Bank of England to Restart Annual Dividend Payments to Treasury

Key Points

  • The Bank of England's court of directors approved an interim dividend, the first since 2020, and proposed a final payment at a later date.
  • Governor Andrew Bailey concluded the Bank has sufficient accumulated reserves to support an annual dividend.
  • Cost-cutting measures launched last year are intended to fund a modernization program, including investment in forecasting infrastructure recommended by Ben Bernanke.

The Bank of England will resume making dividend payments to the UK government after its governing court judged that the central bank's finances have been restored to a level that can sustain an annual transfer. Minutes from a February meeting of the court of directors show Governor Andrew Bailey determined the institution has accumulated enough funds to justify restarting payouts.
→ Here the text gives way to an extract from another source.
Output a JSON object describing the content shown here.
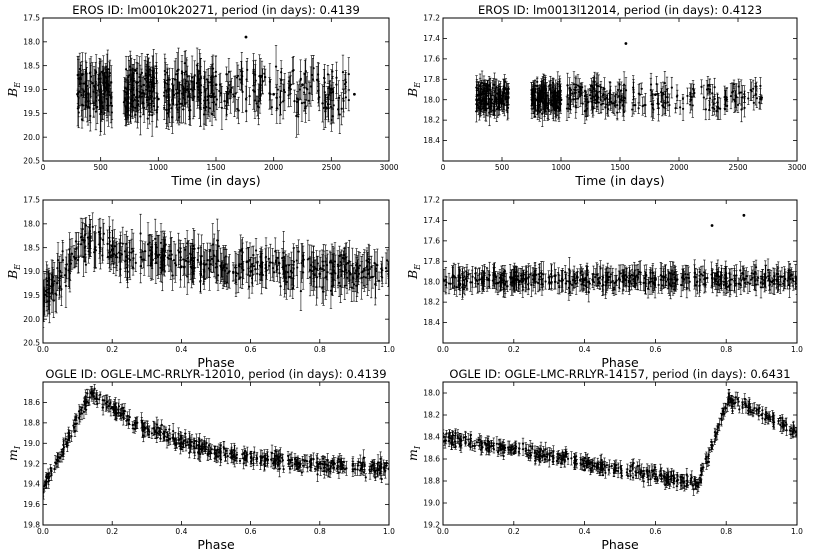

At that meeting the court approved an interim dividend - the first dividend payment of any kind since 2020 - and proposed a final payment for a later date. The minutes do not provide further detail on the size or timing of the final dividend beyond the approval in principle.

The move comes amid a wider cost-reduction effort the Bank launched last year to free up resources for a multi-year modernization program. A key component of that program is a material investment in forecasting infrastructure, a recommendation that came out of a review by former Federal Reserve Chair Ben Bernanke and which the Bank intends to implement.
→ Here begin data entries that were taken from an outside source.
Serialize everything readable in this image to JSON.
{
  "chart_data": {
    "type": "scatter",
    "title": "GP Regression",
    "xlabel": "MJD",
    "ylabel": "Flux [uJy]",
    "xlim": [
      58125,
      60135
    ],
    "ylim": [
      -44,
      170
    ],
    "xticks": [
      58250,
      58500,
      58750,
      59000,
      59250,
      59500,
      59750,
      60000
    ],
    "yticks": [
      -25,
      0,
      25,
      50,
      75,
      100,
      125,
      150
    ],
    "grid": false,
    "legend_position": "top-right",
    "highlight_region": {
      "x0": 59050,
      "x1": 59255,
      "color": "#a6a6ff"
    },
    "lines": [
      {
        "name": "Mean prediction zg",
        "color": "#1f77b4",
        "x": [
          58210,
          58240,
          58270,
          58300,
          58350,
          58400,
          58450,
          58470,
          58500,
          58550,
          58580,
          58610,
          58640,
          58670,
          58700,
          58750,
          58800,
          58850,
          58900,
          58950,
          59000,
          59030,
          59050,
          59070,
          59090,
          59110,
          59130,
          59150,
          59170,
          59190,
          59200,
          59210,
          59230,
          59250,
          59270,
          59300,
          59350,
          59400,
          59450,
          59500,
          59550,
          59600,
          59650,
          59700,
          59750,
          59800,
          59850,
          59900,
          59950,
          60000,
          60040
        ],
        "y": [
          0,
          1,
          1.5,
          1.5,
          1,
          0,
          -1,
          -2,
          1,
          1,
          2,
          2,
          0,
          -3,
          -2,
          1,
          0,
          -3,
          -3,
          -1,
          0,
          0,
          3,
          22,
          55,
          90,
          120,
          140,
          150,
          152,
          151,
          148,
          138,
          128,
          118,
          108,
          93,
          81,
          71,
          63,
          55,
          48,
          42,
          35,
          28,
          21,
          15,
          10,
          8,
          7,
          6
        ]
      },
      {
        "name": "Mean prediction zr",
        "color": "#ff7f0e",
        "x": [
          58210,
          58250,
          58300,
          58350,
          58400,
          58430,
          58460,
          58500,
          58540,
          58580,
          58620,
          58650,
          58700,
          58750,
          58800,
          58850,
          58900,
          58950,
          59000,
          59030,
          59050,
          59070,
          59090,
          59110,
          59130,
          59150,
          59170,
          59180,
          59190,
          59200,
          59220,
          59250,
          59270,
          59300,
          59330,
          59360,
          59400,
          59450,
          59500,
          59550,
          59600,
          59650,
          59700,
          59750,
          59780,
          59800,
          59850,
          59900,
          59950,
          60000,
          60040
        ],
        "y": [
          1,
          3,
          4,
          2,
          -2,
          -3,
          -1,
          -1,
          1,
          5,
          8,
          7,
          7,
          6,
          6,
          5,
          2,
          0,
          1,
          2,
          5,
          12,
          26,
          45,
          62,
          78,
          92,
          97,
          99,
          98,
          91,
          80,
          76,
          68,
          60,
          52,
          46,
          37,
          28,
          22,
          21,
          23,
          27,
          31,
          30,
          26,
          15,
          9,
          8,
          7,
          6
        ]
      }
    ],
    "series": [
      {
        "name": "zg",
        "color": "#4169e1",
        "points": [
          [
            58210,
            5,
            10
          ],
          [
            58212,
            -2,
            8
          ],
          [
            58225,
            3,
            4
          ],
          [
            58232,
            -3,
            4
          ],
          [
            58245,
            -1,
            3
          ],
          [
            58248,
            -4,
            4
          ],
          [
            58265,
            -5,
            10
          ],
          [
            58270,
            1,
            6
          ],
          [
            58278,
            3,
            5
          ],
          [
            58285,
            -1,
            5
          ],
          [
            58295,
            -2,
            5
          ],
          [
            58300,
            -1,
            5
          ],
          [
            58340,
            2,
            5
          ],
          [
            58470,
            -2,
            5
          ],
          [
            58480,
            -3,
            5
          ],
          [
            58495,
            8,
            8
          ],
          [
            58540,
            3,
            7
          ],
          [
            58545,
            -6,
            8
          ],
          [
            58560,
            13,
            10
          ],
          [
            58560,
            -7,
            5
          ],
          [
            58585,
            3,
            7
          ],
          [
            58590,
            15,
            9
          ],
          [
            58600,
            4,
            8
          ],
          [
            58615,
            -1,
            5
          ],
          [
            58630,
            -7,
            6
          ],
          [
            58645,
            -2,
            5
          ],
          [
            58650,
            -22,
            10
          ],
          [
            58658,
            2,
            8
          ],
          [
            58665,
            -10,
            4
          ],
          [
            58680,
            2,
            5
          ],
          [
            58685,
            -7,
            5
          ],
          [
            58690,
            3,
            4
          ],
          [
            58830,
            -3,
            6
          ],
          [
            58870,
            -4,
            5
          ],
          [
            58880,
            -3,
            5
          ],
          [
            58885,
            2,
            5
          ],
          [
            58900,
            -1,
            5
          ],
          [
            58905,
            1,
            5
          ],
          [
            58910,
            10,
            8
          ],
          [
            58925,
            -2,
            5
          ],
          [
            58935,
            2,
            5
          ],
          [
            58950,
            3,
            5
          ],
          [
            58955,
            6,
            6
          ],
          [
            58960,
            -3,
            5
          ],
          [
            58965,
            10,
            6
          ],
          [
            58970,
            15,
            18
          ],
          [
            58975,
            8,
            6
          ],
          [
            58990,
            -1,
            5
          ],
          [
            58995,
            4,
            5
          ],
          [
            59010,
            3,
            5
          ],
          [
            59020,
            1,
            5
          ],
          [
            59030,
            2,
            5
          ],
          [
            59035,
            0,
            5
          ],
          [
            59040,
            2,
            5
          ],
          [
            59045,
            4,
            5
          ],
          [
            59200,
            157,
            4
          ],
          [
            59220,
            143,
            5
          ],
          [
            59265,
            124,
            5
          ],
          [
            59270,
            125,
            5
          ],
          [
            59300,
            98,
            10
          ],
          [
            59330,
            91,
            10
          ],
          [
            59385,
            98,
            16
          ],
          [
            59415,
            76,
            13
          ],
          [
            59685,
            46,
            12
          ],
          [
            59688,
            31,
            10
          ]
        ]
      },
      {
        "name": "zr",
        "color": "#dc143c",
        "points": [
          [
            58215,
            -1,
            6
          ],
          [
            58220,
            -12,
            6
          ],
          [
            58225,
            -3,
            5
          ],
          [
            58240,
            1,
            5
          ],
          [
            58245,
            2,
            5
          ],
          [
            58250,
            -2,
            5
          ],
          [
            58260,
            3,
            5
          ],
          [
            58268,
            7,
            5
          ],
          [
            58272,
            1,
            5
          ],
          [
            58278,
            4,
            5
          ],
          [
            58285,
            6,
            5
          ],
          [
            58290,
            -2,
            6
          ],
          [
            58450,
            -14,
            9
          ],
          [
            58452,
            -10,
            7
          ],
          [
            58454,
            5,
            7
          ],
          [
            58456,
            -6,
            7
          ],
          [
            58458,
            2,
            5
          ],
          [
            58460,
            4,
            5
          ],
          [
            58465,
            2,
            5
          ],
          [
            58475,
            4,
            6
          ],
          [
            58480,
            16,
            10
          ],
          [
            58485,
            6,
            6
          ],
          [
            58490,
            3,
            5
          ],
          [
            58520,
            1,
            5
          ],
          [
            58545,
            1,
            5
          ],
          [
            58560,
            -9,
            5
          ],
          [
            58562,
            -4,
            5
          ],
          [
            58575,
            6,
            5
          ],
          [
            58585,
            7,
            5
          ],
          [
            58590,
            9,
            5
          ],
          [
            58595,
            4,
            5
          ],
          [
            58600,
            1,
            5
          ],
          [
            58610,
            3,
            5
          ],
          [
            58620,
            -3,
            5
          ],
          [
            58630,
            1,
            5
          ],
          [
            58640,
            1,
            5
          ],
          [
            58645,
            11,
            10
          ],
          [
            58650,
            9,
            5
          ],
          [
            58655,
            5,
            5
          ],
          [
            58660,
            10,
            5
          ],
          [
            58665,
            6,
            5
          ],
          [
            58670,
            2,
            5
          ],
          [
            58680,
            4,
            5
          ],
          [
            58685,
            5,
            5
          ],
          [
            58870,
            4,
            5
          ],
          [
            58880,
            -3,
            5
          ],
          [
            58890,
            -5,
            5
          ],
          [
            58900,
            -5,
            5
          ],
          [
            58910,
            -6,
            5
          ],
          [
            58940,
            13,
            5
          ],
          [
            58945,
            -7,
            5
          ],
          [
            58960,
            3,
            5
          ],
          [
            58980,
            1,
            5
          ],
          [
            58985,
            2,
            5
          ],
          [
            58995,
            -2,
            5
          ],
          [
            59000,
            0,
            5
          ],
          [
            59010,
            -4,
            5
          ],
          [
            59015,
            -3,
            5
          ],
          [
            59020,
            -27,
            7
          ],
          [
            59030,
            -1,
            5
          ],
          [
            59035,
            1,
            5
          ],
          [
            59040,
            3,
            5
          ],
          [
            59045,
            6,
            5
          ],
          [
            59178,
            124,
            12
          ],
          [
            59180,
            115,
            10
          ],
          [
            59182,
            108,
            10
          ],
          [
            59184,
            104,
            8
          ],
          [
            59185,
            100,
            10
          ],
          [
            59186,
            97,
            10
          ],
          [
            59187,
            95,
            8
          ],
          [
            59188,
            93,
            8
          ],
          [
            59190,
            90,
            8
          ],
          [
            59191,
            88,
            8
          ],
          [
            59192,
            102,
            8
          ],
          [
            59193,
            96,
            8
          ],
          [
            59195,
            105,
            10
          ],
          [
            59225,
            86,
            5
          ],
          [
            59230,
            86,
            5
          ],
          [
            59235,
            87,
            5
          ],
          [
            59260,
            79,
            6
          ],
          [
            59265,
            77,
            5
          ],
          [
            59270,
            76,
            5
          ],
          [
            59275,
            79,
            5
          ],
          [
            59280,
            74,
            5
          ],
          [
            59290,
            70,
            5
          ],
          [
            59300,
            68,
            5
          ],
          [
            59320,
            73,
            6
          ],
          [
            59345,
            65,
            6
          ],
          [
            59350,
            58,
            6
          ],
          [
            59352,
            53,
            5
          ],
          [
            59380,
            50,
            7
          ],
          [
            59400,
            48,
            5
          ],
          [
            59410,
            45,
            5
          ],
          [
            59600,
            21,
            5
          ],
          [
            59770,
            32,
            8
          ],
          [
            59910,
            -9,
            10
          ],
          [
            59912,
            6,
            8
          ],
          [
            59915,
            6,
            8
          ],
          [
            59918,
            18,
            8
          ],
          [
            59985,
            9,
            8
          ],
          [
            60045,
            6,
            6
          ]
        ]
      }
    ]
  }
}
As part of the cost-reduction measures, nearly 10% of the Bank's workforce are set to leave after being invited to apply for voluntary redundancy. The Bank is also reorganizing internal functions, including areas such as research, while overhauling its property portfolio.

Specific property-related plans referenced in the minutes include relocating the banking regulator out of its Moorgate office and the potential sale of the Bank's London sports centre. The minutes indicate these moves form part of the broader effort to reduce expenditures and reallocate capital toward modernization priorities.


Context and implications - The court's action to approve an interim dividend and to propose a later final payment signals a return to transferring surplus earnings to the government, after a pause that has lasted since 2020. The Bank's internal restructuring and property rationalization are explicitly tied to funding upgrades in forecasting and other modernization work.

The minutes presented at the February court meeting are the source of the determinations and proposals described above; they do not expand on future dividend amounts or precise timelines for property sales or relocations.

Risks

  • The timing and size of the proposed final dividend remain unspecified, creating uncertainty for government receipts - impacts public finances and fiscal planning.
  • Nearly 10% of staff are leaving after voluntary redundancy invitations, which could affect internal capacity in the short term - impacts central bank operations and research functions.
  • Plans to relocate the regulator from Moorgate and potentially sell the London sports centre are proposals and may not proceed as outlined - impacts the Bank's property holdings and related real estate markets.